Il y a des hommes qui travaillent à l'extraction de l'or; lui, il travaillait à l'extraction de la pitié. L'universelle misère était sa mine. La douleur partout n'était qu'une occasion de bonté toujours. Aimez-vous les uns les autres ; il déclarait cela complet, ne souhaitait rien de plus, et c'était là toute sa doctrine. Un jour, cet homme qui se croyait «philosophe», ce sénateur, déjà nommé, dit à l'évêque:

– Mais voyez donc le spectacle du monde; guerre de tous contre tous; le plus fort a le plus d'esprit.
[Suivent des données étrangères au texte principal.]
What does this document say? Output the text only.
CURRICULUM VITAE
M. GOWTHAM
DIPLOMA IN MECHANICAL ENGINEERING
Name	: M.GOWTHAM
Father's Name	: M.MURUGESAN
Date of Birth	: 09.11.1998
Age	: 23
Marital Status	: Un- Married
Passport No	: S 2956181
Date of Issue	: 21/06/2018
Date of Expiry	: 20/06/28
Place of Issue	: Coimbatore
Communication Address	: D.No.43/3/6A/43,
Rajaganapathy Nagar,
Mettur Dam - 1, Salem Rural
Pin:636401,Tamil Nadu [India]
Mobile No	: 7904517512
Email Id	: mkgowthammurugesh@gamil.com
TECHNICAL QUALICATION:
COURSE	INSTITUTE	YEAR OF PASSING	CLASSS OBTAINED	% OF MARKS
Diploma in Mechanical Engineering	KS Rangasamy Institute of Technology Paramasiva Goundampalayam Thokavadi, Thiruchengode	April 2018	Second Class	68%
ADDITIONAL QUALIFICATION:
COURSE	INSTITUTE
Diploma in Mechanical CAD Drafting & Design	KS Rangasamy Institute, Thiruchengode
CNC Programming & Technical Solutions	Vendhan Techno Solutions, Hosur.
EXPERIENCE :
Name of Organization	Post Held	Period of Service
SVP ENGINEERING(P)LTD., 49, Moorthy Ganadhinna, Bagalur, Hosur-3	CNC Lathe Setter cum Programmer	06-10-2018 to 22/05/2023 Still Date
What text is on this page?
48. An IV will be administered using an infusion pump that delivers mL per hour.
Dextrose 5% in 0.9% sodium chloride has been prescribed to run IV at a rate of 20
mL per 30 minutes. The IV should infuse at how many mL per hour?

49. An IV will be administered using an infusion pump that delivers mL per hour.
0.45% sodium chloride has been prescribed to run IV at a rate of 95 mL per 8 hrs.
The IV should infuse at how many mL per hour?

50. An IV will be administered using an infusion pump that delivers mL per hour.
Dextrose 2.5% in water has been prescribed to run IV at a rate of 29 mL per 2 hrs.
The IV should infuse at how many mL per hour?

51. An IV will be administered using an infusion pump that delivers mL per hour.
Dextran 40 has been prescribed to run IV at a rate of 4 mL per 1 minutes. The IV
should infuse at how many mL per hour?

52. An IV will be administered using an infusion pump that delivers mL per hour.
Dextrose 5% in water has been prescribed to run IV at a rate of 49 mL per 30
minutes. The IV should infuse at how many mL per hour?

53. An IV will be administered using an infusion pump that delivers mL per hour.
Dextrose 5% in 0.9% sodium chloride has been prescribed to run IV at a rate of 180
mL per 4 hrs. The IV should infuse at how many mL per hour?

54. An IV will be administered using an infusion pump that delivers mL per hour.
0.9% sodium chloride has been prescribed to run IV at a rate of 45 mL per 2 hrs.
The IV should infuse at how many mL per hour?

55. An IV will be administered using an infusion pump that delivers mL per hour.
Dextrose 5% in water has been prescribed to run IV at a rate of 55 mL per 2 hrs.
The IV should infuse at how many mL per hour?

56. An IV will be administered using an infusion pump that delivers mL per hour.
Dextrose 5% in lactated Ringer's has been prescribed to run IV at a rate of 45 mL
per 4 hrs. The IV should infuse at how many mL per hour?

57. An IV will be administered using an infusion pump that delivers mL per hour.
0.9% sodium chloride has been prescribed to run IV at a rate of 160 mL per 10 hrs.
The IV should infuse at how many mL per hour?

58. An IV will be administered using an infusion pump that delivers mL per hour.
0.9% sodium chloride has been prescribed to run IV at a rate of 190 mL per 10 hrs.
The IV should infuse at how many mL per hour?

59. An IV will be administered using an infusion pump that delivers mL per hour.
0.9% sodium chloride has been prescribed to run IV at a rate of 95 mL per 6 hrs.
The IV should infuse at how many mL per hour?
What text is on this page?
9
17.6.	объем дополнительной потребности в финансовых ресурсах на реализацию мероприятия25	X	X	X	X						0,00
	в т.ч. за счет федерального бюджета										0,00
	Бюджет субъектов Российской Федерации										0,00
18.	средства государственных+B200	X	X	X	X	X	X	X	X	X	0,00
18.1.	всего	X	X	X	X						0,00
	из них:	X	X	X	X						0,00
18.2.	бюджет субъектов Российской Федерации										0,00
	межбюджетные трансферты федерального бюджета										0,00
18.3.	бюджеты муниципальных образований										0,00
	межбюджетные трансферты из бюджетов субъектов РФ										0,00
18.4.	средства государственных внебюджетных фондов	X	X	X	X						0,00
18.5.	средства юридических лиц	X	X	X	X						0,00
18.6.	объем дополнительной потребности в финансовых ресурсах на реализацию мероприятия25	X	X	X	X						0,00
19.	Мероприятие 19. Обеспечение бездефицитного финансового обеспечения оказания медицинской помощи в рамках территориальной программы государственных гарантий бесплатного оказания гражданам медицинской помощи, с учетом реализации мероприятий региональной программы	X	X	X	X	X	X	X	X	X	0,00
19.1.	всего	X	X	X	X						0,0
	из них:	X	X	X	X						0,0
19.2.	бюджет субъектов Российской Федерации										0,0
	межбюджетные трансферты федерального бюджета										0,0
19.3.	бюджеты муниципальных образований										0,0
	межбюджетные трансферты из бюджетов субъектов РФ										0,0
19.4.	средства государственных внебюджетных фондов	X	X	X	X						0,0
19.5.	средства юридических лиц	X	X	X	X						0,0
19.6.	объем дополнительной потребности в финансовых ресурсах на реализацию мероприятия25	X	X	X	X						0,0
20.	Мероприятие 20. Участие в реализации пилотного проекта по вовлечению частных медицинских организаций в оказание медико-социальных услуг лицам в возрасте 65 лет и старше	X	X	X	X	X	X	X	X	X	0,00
Votre aimez-vous les uns les autres est une bêtise.

– Eh bien, répondit monseigneur Bienvenu sans disputer, si c'est une bêtise, l'âme doit s'y enfermer comme la perle dans l'huître.

Il s'y enfermait donc, il y vivait, il s'en satisfaisait absolument, laissant de côté les questions prodigieuses qui attirent et qui épouvantent, les perspectives insondables de l'abstraction, les précipices de la métaphysique, toutes ces profondeurs convergentes, pour l'apôtre à Dieu, pour l'athée au néant: la destinée, le bien et le mal, la guerre de l'être contre l'être, la conscience de l'homme, le somnambulisme pensif de l'animal, la transformation par la mort, la récapitulation d'existences que contient le tombeau, la greffe incompréhensible des amours successifs sur le moi persistant, l'essence, la substance, le Nil et l'Ens [39], l'âme, la nature, la liberté, la nécessité; problèmes à pic, épaisseurs sinistres, où se penchent les gigantesques archanges de l'esprit humain; formidables abîmes que Lucrèce, Manou [40], saint Paul et Dante contemplent avec cet œil fulgurant qui semble, en regardant fixement l'infini, y faire éclore des étoiles.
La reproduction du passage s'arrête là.